Antônio Torres, agarrado em sua bóia, é de uma geração que se preparou para não naufragar. E não desistiu do preparo. É preciso estar atento e forte para manter-se um cidadão competente e não encher, com seu despreparo, a paciência do próximo (no caso, o leitor). Ah, se todos os que se metem com as letras soubessem disso… Torres preservou-se, também, como um bom cordial brasileiro, desses carregados do sentimento da justiça, mas sem as chatices do militante. Desses que, já na maturidade, descobre-se em andrajos para uma festa que será cada vez mais difícil de acontecer. Oh pátria-nossa-mãe-gentil, o que fizeram (fizemos todos?) com teus filhos? Oh, um táxi para a capital austríaca! A saída é procurar a saída, mesmo que a saída se chame morte? Já não se disse que é preciso morrer para se nascer?
Com o desencanto não se faz boa arte, sabemos todos. E o desespero tampouco a garante. E o mesmo se diga do talento: insuficiente, por si só, para gerar um “clássico; um cult, como se diz nos dia de hoje. E será possível escrever nesses nossos dias alguma coisa com gosto de novo, que valha o prazer ou o esforço da leitura, que mereça, enfim, ser publicado?
Ou o melhor será continuar perdendo/ganhando o nosso tempo apenas com o que de definitivo já se escreve sobre a condição humana – a razão primeira e última da criação literária? O bom preceptor (essa profissão em desuso há décadas) aconselhava a leitura e a releitura permanente dos clássicos. Está tudo lá, em livros que não se prendem ao estilo, época ou lugar em que foram escritos. Só que está cada vez mais raro aparecer um clássico, um cult, se preferirem.
Eis que um Táxi para Viena d’Áustria nasce como um clássico. Um clássico nos novos tempos brasileiros do cólera; e é um resgate geracional. De uma geração da qual muuitos já desistiram da pátria-linda-alcatifada-de-flores: uns partindo para outras paragens onde não canta o sabiá, outros se exilando pelo interior do país-maravilha, muitos se refugiando em cidadelas de altos muros, e outros tantos aderindo ao cinismo ou recorrendo aos desinfetantes.
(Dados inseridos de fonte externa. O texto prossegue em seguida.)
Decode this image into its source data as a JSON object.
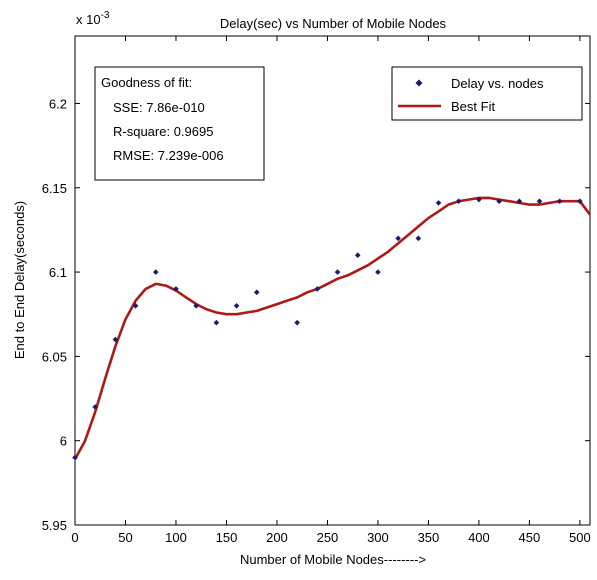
{
  "chart_data": {
    "type": "scatter",
    "title": "Delay(sec) vs Number of Mobile Nodes",
    "xlabel": "Number of Mobile Nodes-------->",
    "ylabel": "End to End Delay(seconds)",
    "y_multiplier": "x 10",
    "y_exponent": "-3",
    "xlim": [
      0,
      510
    ],
    "ylim": [
      5.95,
      6.24
    ],
    "x_ticks": [
      0,
      50,
      100,
      150,
      200,
      250,
      300,
      350,
      400,
      450,
      500
    ],
    "x_tick_labels": [
      "0",
      "50",
      "100",
      "150",
      "200",
      "250",
      "300",
      "350",
      "400",
      "450",
      "500"
    ],
    "y_ticks": [
      5.95,
      6,
      6.05,
      6.1,
      6.15,
      6.2
    ],
    "y_tick_labels": [
      "5.95",
      "6",
      "6.05",
      "6.1",
      "6.15",
      "6.2"
    ],
    "grid": false,
    "legend_position": "top-right",
    "goodness_of_fit": {
      "heading": "Goodness of fit:",
      "sse": "SSE: 7.86e-010",
      "rsquare": "R-square: 0.9695",
      "rmse": "RMSE: 7.239e-006"
    },
    "series": [
      {
        "name": "Delay vs. nodes",
        "kind": "scatter",
        "color": "#1a1a6e",
        "x": [
          0,
          20,
          40,
          60,
          80,
          100,
          120,
          140,
          160,
          180,
          220,
          240,
          260,
          280,
          300,
          320,
          340,
          360,
          380,
          400,
          420,
          440,
          460,
          480,
          500
        ],
        "y": [
          5.99,
          6.02,
          6.06,
          6.08,
          6.1,
          6.09,
          6.08,
          6.07,
          6.08,
          6.088,
          6.07,
          6.09,
          6.1,
          6.11,
          6.1,
          6.12,
          6.12,
          6.141,
          6.142,
          6.143,
          6.142,
          6.142,
          6.142,
          6.142,
          6.142
        ]
      },
      {
        "name": "Best Fit",
        "kind": "line",
        "color": "#b01818",
        "x": [
          0,
          10,
          20,
          30,
          40,
          50,
          60,
          70,
          80,
          90,
          100,
          110,
          120,
          130,
          140,
          150,
          160,
          170,
          180,
          190,
          200,
          210,
          220,
          230,
          240,
          250,
          260,
          270,
          280,
          290,
          300,
          310,
          320,
          330,
          340,
          350,
          360,
          370,
          380,
          390,
          400,
          410,
          420,
          430,
          440,
          450,
          460,
          470,
          480,
          490,
          500,
          510
        ],
        "y": [
          5.989,
          6.0,
          6.017,
          6.037,
          6.056,
          6.072,
          6.083,
          6.09,
          6.093,
          6.092,
          6.089,
          6.085,
          6.081,
          6.078,
          6.076,
          6.075,
          6.075,
          6.076,
          6.077,
          6.079,
          6.081,
          6.083,
          6.085,
          6.088,
          6.09,
          6.093,
          6.096,
          6.098,
          6.101,
          6.104,
          6.108,
          6.112,
          6.117,
          6.122,
          6.127,
          6.132,
          6.136,
          6.14,
          6.142,
          6.143,
          6.144,
          6.144,
          6.143,
          6.142,
          6.141,
          6.14,
          6.14,
          6.141,
          6.142,
          6.142,
          6.142,
          6.134
        ]
      }
    ]
  }
}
Os resistentes, como Antônio Torres, testemunham que ainda estão por aí, escandalizando com o verbo e o chicote, como o Filho do Homem. Mas quando o horror é tanto será possível falar do horror sem provocar o bocejo do tédio? Torres conseguiu, apesar de insistir em que não precisamos mais dormir para termos sonhos maus. O sonho mau – ele nos diz – já dispensa o sono. Basta estar desperto e deambular pelas grandes cidades da pátria-amada-brasil.
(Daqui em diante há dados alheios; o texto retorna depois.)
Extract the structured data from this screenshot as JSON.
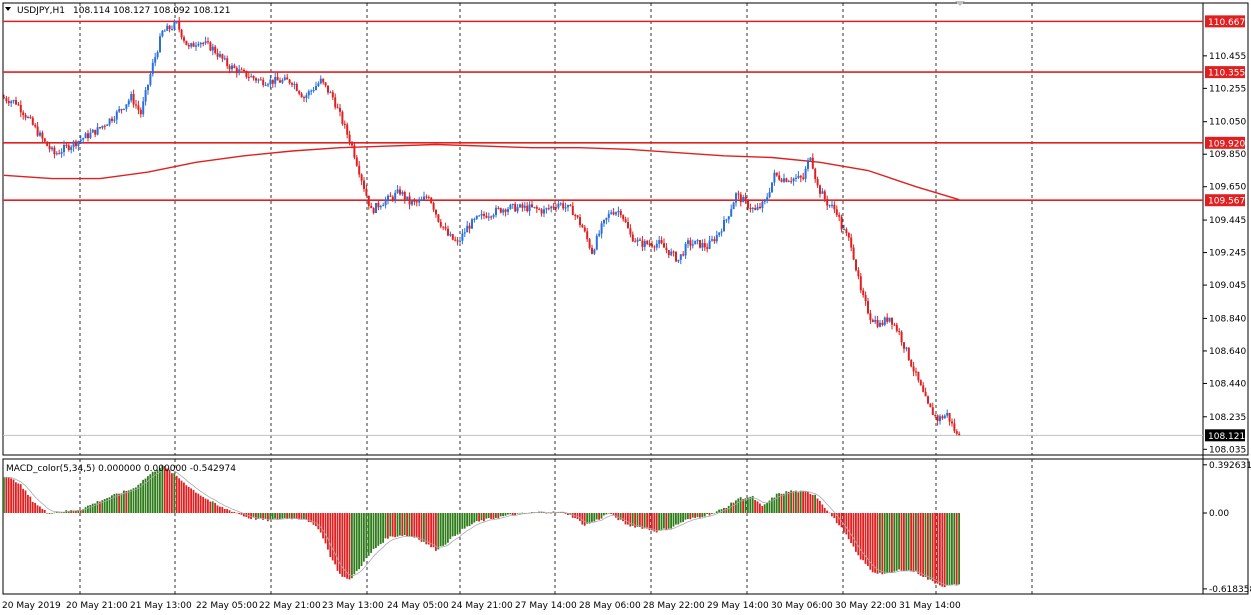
{
  "header": {
    "symbol": "USDJPY,H1",
    "ohlc": "108.114 108.127 108.092 108.121"
  },
  "indicator": {
    "label": "MACD_color(5,34,5) 0.000000 0.000000 -0.542974",
    "ticks": [
      {
        "label": "0.392631",
        "value": 0.392631
      },
      {
        "label": "0.00",
        "value": 0.0
      },
      {
        "label": "-0.618358",
        "value": -0.618358
      }
    ]
  },
  "colors": {
    "bull": "#2a6fdb",
    "bear": "#e02020",
    "level_line": "#e02020",
    "ma": "#e02020",
    "hist_up": "#2e7d1a",
    "hist_down": "#e02020",
    "signal": "#aaaaaa",
    "grid": "#000000"
  },
  "chart_data": {
    "type": "candlestick",
    "symbol": "USDJPY",
    "timeframe": "H1",
    "ylim": [
      108.0,
      110.78
    ],
    "price_ticks": [
      "110.455",
      "110.255",
      "110.050",
      "109.850",
      "109.650",
      "109.445",
      "109.245",
      "109.045",
      "108.840",
      "108.640",
      "108.440",
      "108.235",
      "108.035"
    ],
    "time_labels": [
      "20 May 2019",
      "20 May 21:00",
      "21 May 13:00",
      "22 May 05:00",
      "22 May 21:00",
      "23 May 13:00",
      "24 May 05:00",
      "24 May 21:00",
      "27 May 14:00",
      "28 May 06:00",
      "28 May 22:00",
      "29 May 14:00",
      "30 May 06:00",
      "30 May 22:00",
      "31 May 14:00"
    ],
    "levels": [
      {
        "label": "110.667",
        "value": 110.667
      },
      {
        "label": "110.355",
        "value": 110.355
      },
      {
        "label": "109.920",
        "value": 109.92
      },
      {
        "label": "109.567",
        "value": 109.567
      }
    ],
    "current_price": {
      "label": "108.121",
      "value": 108.121
    },
    "close_path": [
      [
        0,
        110.2
      ],
      [
        6,
        110.17
      ],
      [
        12,
        110.05
      ],
      [
        18,
        109.92
      ],
      [
        22,
        109.85
      ],
      [
        28,
        109.9
      ],
      [
        34,
        109.95
      ],
      [
        40,
        110.0
      ],
      [
        48,
        110.1
      ],
      [
        54,
        110.2
      ],
      [
        58,
        110.1
      ],
      [
        63,
        110.4
      ],
      [
        67,
        110.6
      ],
      [
        73,
        110.65
      ],
      [
        78,
        110.5
      ],
      [
        82,
        110.55
      ],
      [
        88,
        110.5
      ],
      [
        94,
        110.4
      ],
      [
        100,
        110.35
      ],
      [
        108,
        110.3
      ],
      [
        115,
        110.3
      ],
      [
        121,
        110.3
      ],
      [
        126,
        110.2
      ],
      [
        133,
        110.3
      ],
      [
        138,
        110.2
      ],
      [
        142,
        110.05
      ],
      [
        146,
        109.9
      ],
      [
        150,
        109.7
      ],
      [
        154,
        109.5
      ],
      [
        158,
        109.55
      ],
      [
        162,
        109.58
      ],
      [
        166,
        109.62
      ],
      [
        170,
        109.55
      ],
      [
        174,
        109.55
      ],
      [
        178,
        109.6
      ],
      [
        182,
        109.45
      ],
      [
        186,
        109.35
      ],
      [
        190,
        109.3
      ],
      [
        194,
        109.4
      ],
      [
        198,
        109.45
      ],
      [
        202,
        109.48
      ],
      [
        206,
        109.5
      ],
      [
        210,
        109.52
      ],
      [
        214,
        109.52
      ],
      [
        220,
        109.52
      ],
      [
        226,
        109.5
      ],
      [
        232,
        109.55
      ],
      [
        238,
        109.5
      ],
      [
        242,
        109.4
      ],
      [
        246,
        109.25
      ],
      [
        250,
        109.4
      ],
      [
        254,
        109.5
      ],
      [
        258,
        109.5
      ],
      [
        262,
        109.35
      ],
      [
        266,
        109.3
      ],
      [
        270,
        109.3
      ],
      [
        274,
        109.3
      ],
      [
        278,
        109.25
      ],
      [
        282,
        109.2
      ],
      [
        286,
        109.3
      ],
      [
        290,
        109.3
      ],
      [
        294,
        109.28
      ],
      [
        298,
        109.35
      ],
      [
        302,
        109.45
      ],
      [
        306,
        109.6
      ],
      [
        310,
        109.55
      ],
      [
        314,
        109.5
      ],
      [
        318,
        109.55
      ],
      [
        322,
        109.72
      ],
      [
        326,
        109.7
      ],
      [
        330,
        109.7
      ],
      [
        334,
        109.7
      ],
      [
        337,
        109.85
      ],
      [
        340,
        109.65
      ],
      [
        344,
        109.55
      ],
      [
        348,
        109.5
      ],
      [
        350,
        109.4
      ],
      [
        354,
        109.3
      ],
      [
        358,
        109.0
      ],
      [
        362,
        108.85
      ],
      [
        366,
        108.8
      ],
      [
        370,
        108.85
      ],
      [
        374,
        108.75
      ],
      [
        378,
        108.6
      ],
      [
        382,
        108.45
      ],
      [
        386,
        108.3
      ],
      [
        390,
        108.22
      ],
      [
        394,
        108.25
      ],
      [
        398,
        108.121
      ]
    ],
    "moving_average": [
      [
        0,
        109.72
      ],
      [
        20,
        109.7
      ],
      [
        40,
        109.7
      ],
      [
        60,
        109.74
      ],
      [
        80,
        109.8
      ],
      [
        100,
        109.84
      ],
      [
        120,
        109.87
      ],
      [
        140,
        109.89
      ],
      [
        160,
        109.9
      ],
      [
        180,
        109.91
      ],
      [
        200,
        109.9
      ],
      [
        220,
        109.89
      ],
      [
        240,
        109.89
      ],
      [
        260,
        109.88
      ],
      [
        280,
        109.86
      ],
      [
        300,
        109.84
      ],
      [
        320,
        109.83
      ],
      [
        340,
        109.8
      ],
      [
        360,
        109.75
      ],
      [
        380,
        109.65
      ],
      [
        398,
        109.57
      ]
    ],
    "macd_path": [
      [
        0,
        0.3
      ],
      [
        6,
        0.25
      ],
      [
        12,
        0.1
      ],
      [
        18,
        0.0
      ],
      [
        24,
        0.01
      ],
      [
        32,
        0.03
      ],
      [
        40,
        0.1
      ],
      [
        48,
        0.16
      ],
      [
        54,
        0.2
      ],
      [
        60,
        0.3
      ],
      [
        66,
        0.39
      ],
      [
        72,
        0.3
      ],
      [
        78,
        0.2
      ],
      [
        84,
        0.12
      ],
      [
        90,
        0.05
      ],
      [
        96,
        0.01
      ],
      [
        102,
        -0.04
      ],
      [
        110,
        -0.06
      ],
      [
        118,
        -0.04
      ],
      [
        126,
        -0.05
      ],
      [
        132,
        -0.15
      ],
      [
        136,
        -0.35
      ],
      [
        140,
        -0.5
      ],
      [
        144,
        -0.55
      ],
      [
        148,
        -0.45
      ],
      [
        154,
        -0.3
      ],
      [
        160,
        -0.2
      ],
      [
        166,
        -0.18
      ],
      [
        172,
        -0.2
      ],
      [
        176,
        -0.25
      ],
      [
        180,
        -0.3
      ],
      [
        184,
        -0.25
      ],
      [
        190,
        -0.15
      ],
      [
        196,
        -0.08
      ],
      [
        202,
        -0.05
      ],
      [
        210,
        -0.02
      ],
      [
        218,
        0.0
      ],
      [
        226,
        0.01
      ],
      [
        234,
        0.0
      ],
      [
        238,
        -0.04
      ],
      [
        242,
        -0.1
      ],
      [
        248,
        -0.05
      ],
      [
        252,
        0.0
      ],
      [
        256,
        -0.05
      ],
      [
        260,
        -0.1
      ],
      [
        266,
        -0.12
      ],
      [
        272,
        -0.15
      ],
      [
        278,
        -0.12
      ],
      [
        284,
        -0.06
      ],
      [
        290,
        -0.03
      ],
      [
        296,
        0.0
      ],
      [
        302,
        0.06
      ],
      [
        306,
        0.12
      ],
      [
        312,
        0.13
      ],
      [
        316,
        0.05
      ],
      [
        322,
        0.15
      ],
      [
        328,
        0.18
      ],
      [
        334,
        0.17
      ],
      [
        338,
        0.15
      ],
      [
        342,
        0.05
      ],
      [
        346,
        -0.05
      ],
      [
        350,
        -0.15
      ],
      [
        356,
        -0.35
      ],
      [
        362,
        -0.48
      ],
      [
        368,
        -0.5
      ],
      [
        374,
        -0.46
      ],
      [
        380,
        -0.48
      ],
      [
        386,
        -0.55
      ],
      [
        392,
        -0.6
      ],
      [
        398,
        -0.58
      ]
    ]
  }
}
Em Um Táxi para Viena d’Áustria, um veterano publicitário desempregado mata um amigo a quem não via há mais de vinte anos. Um gesto de comiseração, uma eutanásia? Não se sabe. Um absurdo, uma alucinação, uma perfídia? Um crime de morte, certamente. O Raskolnikof, de Dostoiévski, o Mersault, de Camus, também mataram. E nós nos apiedamos deles mais do que das vítimas. Para alguns será necessária essa descida aos infernos? Não há explicações (ou há?) para os dois tiros disparados por Veltinho na barriga falante do amigo, numa tarde azul, de muito sol naquele apartamento de Ipanema. O leitor é levado a uma espécie de cumplicidade. Poderia acontecer comigo…
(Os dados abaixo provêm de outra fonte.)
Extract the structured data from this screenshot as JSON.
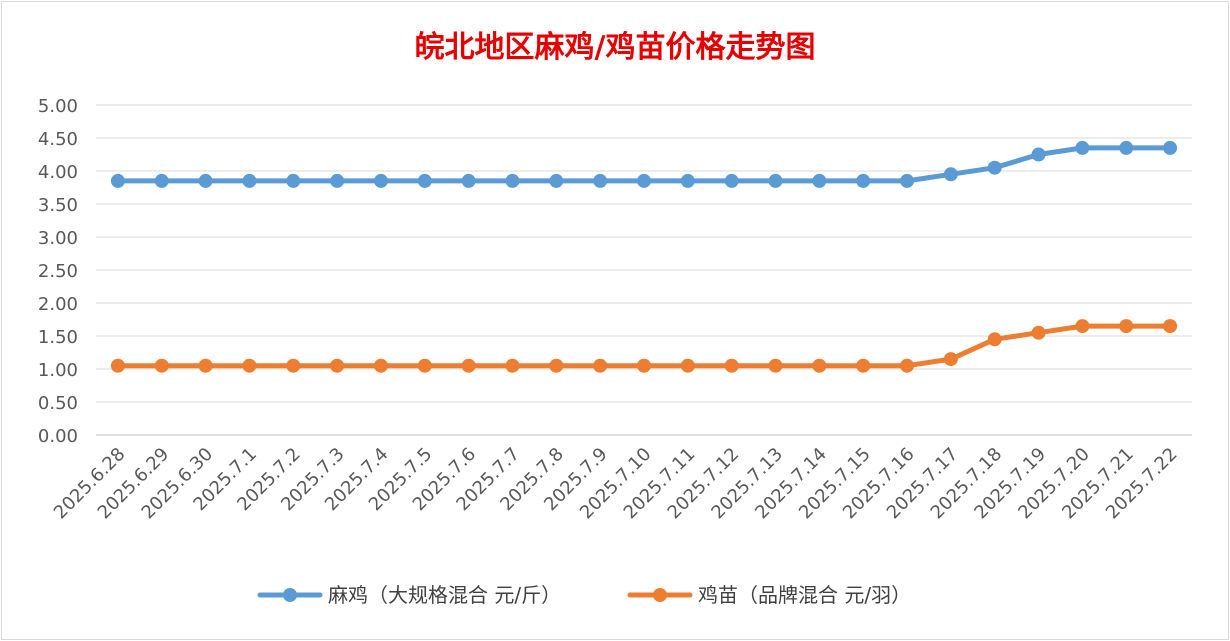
{
  "chart_data": {
    "type": "line",
    "title": "皖北地区麻鸡/鸡苗价格走势图",
    "categories": [
      "2025.6.28",
      "2025.6.29",
      "2025.6.30",
      "2025.7.1",
      "2025.7.2",
      "2025.7.3",
      "2025.7.4",
      "2025.7.5",
      "2025.7.6",
      "2025.7.7",
      "2025.7.8",
      "2025.7.9",
      "2025.7.10",
      "2025.7.11",
      "2025.7.12",
      "2025.7.13",
      "2025.7.14",
      "2025.7.15",
      "2025.7.16",
      "2025.7.17",
      "2025.7.18",
      "2025.7.19",
      "2025.7.20",
      "2025.7.21",
      "2025.7.22"
    ],
    "series": [
      {
        "name": "麻鸡（大规格混合 元/斤）",
        "color": "#5b9bd5",
        "values": [
          3.85,
          3.85,
          3.85,
          3.85,
          3.85,
          3.85,
          3.85,
          3.85,
          3.85,
          3.85,
          3.85,
          3.85,
          3.85,
          3.85,
          3.85,
          3.85,
          3.85,
          3.85,
          3.85,
          3.95,
          4.05,
          4.25,
          4.35,
          4.35,
          4.35
        ]
      },
      {
        "name": "鸡苗（品牌混合 元/羽）",
        "color": "#ed7d31",
        "values": [
          1.05,
          1.05,
          1.05,
          1.05,
          1.05,
          1.05,
          1.05,
          1.05,
          1.05,
          1.05,
          1.05,
          1.05,
          1.05,
          1.05,
          1.05,
          1.05,
          1.05,
          1.05,
          1.05,
          1.15,
          1.45,
          1.55,
          1.65,
          1.65,
          1.65
        ]
      }
    ],
    "ylim": [
      0,
      5
    ],
    "yticks": [
      "0.00",
      "0.50",
      "1.00",
      "1.50",
      "2.00",
      "2.50",
      "3.00",
      "3.50",
      "4.00",
      "4.50",
      "5.00"
    ],
    "grid": true,
    "legend": "bottom"
  }
}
Este último romance (ou novela?) de Antônio Torres o coloca, definitivamente, no time dos grandes. A densidade de seu relato ganha força a cada linha, num texto impecável, com quatro anos de garimpo. É um romance de sol, como O Estrangeiro; e de brumas, como Crime e Castigo. Do sol dos tristes e alegres trópicos. Trópicos cada vez mais brumosos, onde a alegria (gosto de viver?) para uma geração, como a de Antônio Torres, só pode ser obtida com o que se produz com a própria pena. E não espere reconhecimento, nem solidariedade.
Um Táxi é um desses livros que se lê sem pausas, de uma arrancada só. E nos convida, imediatamente, a uma segunda leitura.. Aí, então, o veredicto definitivo: estamos mesmo diante de um clássico.
P.S.: Um amigo, de geração mais recente, leu o livro de Antônio Torres e o que escrevi acima. Fez-me esta ponderação: “Suas colocações não valem apenas para a sua geração. Mesmo as mais novas, como a minha, que também sonharam em fazer o homem amigo do homem, sabem na pele o que é isso”.